Neste contexto, foi definida uma rede de base estratégica que liga nós estrategicamente importantes e itinerários multimodais e tem conta os grandes fluxos de tráfego.

Todos os projectos da rede de base são prioritários para co-financiamento da UE. No entanto, para o período de financiamento de 2014–2020, é dado especial realce ao financiamento dos projectos transfronteiras que produzem maior valor acrescentado europeu.

O que são exactamente os corredores e por que razão precisamos deles?

A experiência mostra que é muito difícil executar de modo coordenado projectos transfronteiras, bem como outros projectos de transporte, em diversos Estados-Membros. Na verdade, é muito fácil criar sistemas e ligações divergentes e gerar ainda mais estrangulamentos.

Uma das principais inovações das novas orientações para a RTE-T é o estabelecimento de 10 corredores essenciais na rede de base. Esses corredores vão ajudar a desenvolver a rede. Cada corredor tem de incluir três modos, três Estados-Membros e dois troços transfronteiras.

Serão criadas "plataformas de corredor" que reunirão todas as partes interessadas e os Estados-Membros. A plataforma de corredor é uma estrutura de governação que definirá e executará «planos de desenvolvimento do corredor» para que as obras ao longo do corredor, em diferentes Estados-Membros e nas diferentes etapas, possam ligar-se de modo eficaz. Os coordenadores europeus dirigirão as plataformas dos 10 corredores essenciais da rede de base.

Como irá a nova RTE-T atingir os objectivos ecológicos?

A RTE-T é uma ferramenta essencial para a política de transportes poder atingir o objectivo global de, até 2050, reduzir em 60% as emissões dos transportes (ver o Livro Branco Transportes 2050 publicado este ano). A RTE-T é essencialmente uma rede de transporte multimodal que facilita substancialmente a transferência de passageiros e mercadorias da estrada para o caminho-de-ferro e outros modos de transporte. Todos os projectos RTE-T devem ser submetidos a uma rigorosa avaliação do impacto ambiental antes de se poderem candidatar a verbas da UE. Para tal, devem cumprir todos os requisitos de planeamento e sustentabilidade estabelecidos na legislação ambiental da UE.

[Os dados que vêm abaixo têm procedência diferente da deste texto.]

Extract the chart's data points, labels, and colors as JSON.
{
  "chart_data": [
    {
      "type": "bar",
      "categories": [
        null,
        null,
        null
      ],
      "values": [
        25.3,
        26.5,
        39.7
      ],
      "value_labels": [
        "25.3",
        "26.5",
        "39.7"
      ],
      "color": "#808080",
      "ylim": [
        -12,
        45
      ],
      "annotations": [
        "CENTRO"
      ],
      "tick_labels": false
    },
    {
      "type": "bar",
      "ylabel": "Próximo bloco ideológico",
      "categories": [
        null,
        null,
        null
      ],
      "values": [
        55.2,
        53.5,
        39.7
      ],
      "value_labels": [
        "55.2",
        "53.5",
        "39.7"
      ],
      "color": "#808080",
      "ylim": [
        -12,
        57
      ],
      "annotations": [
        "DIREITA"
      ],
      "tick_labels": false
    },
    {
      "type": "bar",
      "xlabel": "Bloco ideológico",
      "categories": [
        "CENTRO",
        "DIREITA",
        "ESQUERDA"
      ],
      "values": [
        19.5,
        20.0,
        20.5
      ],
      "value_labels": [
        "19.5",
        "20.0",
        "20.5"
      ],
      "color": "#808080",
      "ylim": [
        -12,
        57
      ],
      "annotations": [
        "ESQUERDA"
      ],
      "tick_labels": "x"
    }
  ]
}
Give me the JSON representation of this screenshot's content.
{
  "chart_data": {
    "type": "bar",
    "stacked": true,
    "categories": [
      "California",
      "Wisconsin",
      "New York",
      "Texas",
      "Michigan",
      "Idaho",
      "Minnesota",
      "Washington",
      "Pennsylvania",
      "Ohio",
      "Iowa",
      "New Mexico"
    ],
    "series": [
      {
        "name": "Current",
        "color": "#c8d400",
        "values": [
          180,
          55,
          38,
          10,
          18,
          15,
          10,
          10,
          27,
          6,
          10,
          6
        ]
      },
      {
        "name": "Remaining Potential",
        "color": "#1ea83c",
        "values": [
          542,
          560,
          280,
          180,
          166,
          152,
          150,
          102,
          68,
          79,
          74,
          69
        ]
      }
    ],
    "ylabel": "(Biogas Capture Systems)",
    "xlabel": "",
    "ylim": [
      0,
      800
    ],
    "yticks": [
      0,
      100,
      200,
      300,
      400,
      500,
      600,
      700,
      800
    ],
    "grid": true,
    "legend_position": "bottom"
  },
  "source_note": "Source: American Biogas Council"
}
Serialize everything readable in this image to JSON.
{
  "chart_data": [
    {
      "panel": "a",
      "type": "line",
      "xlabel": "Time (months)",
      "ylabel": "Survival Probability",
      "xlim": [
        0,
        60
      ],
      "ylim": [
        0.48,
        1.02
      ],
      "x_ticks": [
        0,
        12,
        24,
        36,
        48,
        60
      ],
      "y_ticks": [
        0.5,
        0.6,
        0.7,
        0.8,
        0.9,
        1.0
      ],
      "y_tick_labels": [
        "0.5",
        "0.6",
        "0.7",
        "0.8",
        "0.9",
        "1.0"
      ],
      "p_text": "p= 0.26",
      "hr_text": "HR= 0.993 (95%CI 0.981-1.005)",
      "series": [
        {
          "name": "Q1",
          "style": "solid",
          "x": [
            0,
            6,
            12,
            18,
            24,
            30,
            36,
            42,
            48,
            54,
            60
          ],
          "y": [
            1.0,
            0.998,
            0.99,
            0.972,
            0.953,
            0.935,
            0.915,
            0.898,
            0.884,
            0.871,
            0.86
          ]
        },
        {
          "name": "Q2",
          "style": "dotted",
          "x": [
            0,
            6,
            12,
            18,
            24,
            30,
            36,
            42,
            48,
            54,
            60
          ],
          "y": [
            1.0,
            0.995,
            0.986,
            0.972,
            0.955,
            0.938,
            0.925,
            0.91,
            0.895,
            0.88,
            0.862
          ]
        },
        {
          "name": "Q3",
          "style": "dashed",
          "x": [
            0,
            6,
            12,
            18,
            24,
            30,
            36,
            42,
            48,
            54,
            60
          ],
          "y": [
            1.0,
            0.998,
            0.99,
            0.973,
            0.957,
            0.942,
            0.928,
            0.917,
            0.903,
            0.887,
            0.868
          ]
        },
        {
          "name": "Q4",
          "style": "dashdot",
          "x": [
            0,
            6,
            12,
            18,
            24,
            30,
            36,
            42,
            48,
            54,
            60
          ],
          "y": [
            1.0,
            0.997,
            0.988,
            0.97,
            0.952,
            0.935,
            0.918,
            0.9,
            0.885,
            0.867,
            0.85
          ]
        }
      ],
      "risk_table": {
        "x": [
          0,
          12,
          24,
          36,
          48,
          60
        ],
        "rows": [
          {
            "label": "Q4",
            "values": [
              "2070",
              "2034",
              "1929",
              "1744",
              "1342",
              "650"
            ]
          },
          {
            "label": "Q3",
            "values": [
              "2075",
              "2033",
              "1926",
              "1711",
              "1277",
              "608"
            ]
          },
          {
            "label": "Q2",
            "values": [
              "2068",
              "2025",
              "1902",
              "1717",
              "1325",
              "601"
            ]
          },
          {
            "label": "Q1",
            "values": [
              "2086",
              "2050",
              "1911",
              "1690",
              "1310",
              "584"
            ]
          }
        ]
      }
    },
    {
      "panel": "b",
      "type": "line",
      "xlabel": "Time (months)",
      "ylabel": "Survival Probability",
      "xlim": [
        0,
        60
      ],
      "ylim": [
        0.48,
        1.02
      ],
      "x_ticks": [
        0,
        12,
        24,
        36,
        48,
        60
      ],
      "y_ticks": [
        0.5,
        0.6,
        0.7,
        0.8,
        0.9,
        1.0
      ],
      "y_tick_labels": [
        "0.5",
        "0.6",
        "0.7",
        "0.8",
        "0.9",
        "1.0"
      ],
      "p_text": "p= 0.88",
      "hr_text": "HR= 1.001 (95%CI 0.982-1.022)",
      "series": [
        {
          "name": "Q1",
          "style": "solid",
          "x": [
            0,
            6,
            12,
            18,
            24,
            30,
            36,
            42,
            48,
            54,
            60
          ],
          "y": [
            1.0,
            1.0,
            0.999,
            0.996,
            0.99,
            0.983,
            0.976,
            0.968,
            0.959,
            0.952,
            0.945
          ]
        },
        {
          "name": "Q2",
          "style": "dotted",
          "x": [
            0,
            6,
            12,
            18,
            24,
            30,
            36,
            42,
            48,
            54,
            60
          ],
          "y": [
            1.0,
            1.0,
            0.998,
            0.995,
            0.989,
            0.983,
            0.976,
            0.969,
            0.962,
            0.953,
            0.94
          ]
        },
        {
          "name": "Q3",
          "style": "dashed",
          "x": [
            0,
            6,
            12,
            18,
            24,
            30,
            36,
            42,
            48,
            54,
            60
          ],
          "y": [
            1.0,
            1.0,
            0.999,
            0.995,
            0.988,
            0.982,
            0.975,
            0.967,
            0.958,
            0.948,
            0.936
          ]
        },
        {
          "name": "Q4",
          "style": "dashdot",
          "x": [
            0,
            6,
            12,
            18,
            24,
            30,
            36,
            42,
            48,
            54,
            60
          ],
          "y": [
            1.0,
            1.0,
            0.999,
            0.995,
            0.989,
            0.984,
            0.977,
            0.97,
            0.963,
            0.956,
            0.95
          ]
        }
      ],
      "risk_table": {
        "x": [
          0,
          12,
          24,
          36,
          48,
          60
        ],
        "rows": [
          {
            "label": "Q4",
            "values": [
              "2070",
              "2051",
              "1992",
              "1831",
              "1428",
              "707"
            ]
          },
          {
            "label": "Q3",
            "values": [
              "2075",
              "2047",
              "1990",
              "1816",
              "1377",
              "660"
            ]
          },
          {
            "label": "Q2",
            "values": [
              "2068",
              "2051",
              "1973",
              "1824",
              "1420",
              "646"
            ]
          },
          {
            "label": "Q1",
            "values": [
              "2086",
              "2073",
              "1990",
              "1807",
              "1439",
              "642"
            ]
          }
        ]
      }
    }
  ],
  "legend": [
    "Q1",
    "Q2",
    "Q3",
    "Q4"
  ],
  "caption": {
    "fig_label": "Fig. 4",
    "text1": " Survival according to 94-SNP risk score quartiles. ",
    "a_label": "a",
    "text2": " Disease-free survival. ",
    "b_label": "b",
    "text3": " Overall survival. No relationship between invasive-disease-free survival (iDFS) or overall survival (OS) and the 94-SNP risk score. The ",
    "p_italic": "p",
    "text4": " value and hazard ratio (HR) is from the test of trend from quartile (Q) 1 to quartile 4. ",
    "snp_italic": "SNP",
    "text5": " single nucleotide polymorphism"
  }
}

Contexto da política RTE-T ‑ A política RTE-T, política das redes transeuropeias, existe para criar infra-estruturas de transporte e interligações que sirvam de base ao mercado único, assegurar a livre circulação de pessoas e mercadorias e apoiar o crescimento, a criação de emprego e a competitividade da UE. No passado, os sistemas de transporte na Europa desenvolveram-se em larga medida numa perspectiva nacional, o que conduziu à ausência ou deficiência das interligações de transporte nas fronteiras ou ao longo dos corredores essenciais. Interligações de transporte deficientes dificultam o crescimento económico. Desde os anos 80 que a política RTE-T tem canalizado o financiamento da UE para o apoio ao desenvolvimento de projectos essenciais de infra-estruturas europeias, tendo em muitos e importantes casos sido coroada de êxito (ver link). No entanto, atendendo em especial ao difícil período financeiro actual, é necessário reorientar a despesa da UE nos transportes para iniciativas que produzam o máximo valor acrescentado, ou seja, para a criação de uma forte rede europeia de base.